Precise and robust position estimation for optical incremental encoders using a linearization technique

• An amplitude-to-phase converter incorporating linearization technique is proposed.
• Theoretical error of the converter is within ±0.0196 μm for 20 μm optical encoder.
• The converter is more robust than the commonly-used arctangent method.
• Signal phase-shift error has a large influence on the positioning accuracy.
• A circuit is developed to convert phase-shift error to amplitude imbalance error.

In this paper, an amplitude-to-phase converter for optical incremental encoders is presented. The proposed converter is based on a linearization technique that coverts the sinusoidal signals into a nearly perfectly linear output signal, from which displacement can be determined precisely using a simple linear equation. The theoretical error of the converter is within ±0.0196 μm for an optical encoder with a period of 20 μm.
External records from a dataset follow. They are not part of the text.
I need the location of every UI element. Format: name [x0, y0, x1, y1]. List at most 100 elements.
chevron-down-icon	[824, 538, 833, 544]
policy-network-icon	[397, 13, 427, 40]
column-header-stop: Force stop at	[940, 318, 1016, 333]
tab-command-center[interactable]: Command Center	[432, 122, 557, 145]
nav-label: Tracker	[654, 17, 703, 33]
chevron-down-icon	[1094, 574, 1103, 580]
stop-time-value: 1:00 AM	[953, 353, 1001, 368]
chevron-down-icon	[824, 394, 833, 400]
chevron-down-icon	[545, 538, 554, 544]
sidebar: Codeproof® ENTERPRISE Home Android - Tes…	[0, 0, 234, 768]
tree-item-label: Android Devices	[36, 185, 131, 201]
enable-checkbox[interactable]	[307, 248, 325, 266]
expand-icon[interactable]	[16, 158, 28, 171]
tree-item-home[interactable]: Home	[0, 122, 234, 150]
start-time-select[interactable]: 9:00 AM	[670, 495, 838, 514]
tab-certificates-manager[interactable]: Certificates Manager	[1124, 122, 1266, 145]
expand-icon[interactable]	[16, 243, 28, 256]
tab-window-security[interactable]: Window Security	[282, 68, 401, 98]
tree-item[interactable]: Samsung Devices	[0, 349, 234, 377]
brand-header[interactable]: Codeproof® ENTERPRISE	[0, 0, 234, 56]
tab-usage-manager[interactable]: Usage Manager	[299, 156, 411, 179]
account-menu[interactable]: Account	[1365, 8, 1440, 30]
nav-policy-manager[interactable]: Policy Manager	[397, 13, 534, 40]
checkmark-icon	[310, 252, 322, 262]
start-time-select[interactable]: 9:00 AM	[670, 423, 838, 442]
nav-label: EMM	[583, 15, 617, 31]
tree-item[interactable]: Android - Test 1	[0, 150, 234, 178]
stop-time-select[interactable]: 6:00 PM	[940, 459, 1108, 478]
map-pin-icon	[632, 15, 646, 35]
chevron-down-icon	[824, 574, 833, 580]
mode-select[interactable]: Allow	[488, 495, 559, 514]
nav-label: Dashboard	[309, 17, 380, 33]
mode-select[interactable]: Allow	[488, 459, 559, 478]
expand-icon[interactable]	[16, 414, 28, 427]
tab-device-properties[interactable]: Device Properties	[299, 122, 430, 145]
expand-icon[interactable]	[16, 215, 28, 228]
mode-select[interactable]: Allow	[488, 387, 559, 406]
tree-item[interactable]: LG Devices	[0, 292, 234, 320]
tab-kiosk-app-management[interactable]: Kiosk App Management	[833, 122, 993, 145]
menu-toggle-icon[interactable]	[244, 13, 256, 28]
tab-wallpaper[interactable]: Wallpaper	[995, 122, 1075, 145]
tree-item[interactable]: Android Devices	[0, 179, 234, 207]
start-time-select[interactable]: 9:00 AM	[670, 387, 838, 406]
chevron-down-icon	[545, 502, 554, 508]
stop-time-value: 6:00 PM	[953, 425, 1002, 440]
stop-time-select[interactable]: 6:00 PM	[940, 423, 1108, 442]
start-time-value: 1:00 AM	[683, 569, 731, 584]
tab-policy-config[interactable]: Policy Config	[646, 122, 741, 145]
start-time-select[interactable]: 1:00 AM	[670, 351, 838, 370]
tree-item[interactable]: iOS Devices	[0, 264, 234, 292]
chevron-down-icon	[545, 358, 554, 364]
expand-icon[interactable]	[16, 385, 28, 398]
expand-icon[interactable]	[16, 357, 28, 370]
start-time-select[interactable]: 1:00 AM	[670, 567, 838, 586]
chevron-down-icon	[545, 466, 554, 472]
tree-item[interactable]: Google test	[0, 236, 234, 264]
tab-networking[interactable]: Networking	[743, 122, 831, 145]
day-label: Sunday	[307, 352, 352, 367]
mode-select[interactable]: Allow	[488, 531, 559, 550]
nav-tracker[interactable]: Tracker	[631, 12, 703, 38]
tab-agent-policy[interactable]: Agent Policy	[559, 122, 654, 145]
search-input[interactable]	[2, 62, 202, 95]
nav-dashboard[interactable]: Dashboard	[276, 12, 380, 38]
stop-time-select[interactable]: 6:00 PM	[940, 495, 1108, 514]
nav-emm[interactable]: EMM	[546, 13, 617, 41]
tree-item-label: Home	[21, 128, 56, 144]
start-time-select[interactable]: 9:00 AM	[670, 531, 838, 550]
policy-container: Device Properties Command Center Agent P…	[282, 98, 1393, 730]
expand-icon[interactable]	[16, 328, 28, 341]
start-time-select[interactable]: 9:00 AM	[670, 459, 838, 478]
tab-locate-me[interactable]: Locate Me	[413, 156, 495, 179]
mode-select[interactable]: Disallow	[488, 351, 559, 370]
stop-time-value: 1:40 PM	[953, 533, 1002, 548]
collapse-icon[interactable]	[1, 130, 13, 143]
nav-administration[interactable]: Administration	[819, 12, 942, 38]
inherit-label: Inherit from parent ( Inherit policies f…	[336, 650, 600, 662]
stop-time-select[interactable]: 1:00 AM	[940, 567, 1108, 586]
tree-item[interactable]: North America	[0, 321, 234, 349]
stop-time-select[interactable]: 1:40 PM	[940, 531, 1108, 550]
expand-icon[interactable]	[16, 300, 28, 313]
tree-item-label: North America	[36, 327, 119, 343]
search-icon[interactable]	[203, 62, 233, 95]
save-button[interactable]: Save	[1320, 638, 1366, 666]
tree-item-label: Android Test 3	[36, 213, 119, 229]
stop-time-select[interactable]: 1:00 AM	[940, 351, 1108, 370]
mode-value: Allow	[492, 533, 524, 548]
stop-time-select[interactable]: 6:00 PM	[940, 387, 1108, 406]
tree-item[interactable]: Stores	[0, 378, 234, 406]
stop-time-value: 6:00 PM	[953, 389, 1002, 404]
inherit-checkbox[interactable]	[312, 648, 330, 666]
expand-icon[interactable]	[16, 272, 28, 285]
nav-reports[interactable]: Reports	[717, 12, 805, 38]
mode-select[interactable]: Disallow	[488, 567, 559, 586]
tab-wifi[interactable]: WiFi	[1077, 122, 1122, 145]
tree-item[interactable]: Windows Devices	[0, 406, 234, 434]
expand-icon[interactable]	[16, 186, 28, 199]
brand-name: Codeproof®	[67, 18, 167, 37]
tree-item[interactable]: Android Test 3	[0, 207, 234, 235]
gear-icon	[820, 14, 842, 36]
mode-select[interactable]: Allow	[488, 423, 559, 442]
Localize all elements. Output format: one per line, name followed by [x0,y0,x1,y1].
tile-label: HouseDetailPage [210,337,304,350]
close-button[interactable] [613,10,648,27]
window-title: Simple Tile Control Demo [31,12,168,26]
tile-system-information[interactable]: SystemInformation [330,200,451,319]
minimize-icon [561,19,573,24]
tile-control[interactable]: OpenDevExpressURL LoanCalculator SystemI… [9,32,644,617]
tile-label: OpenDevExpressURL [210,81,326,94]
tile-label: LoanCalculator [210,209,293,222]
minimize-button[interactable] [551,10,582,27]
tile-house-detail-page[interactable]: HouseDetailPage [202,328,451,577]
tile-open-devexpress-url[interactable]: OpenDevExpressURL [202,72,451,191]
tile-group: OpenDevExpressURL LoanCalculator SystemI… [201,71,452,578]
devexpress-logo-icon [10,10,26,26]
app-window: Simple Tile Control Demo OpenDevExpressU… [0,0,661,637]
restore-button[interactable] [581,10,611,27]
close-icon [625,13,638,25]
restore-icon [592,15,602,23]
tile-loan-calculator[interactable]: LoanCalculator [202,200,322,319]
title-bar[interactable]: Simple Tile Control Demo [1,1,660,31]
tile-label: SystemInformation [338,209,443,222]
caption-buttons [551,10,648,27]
Simulation results indicate that the proposed converter is significantly more robust to the signal imperfections than the commonly used arctangent algorithm. A signal pre-processing circuit is also developed to further reduce the positioning error caused by the signal phase-shift error. The proposed converter was successfully implemented with a Field Programmable Gate Array (FPGA), and applied to an optical encoder. The robustness and effectiveness of the converter have also been confirmed from experimental results.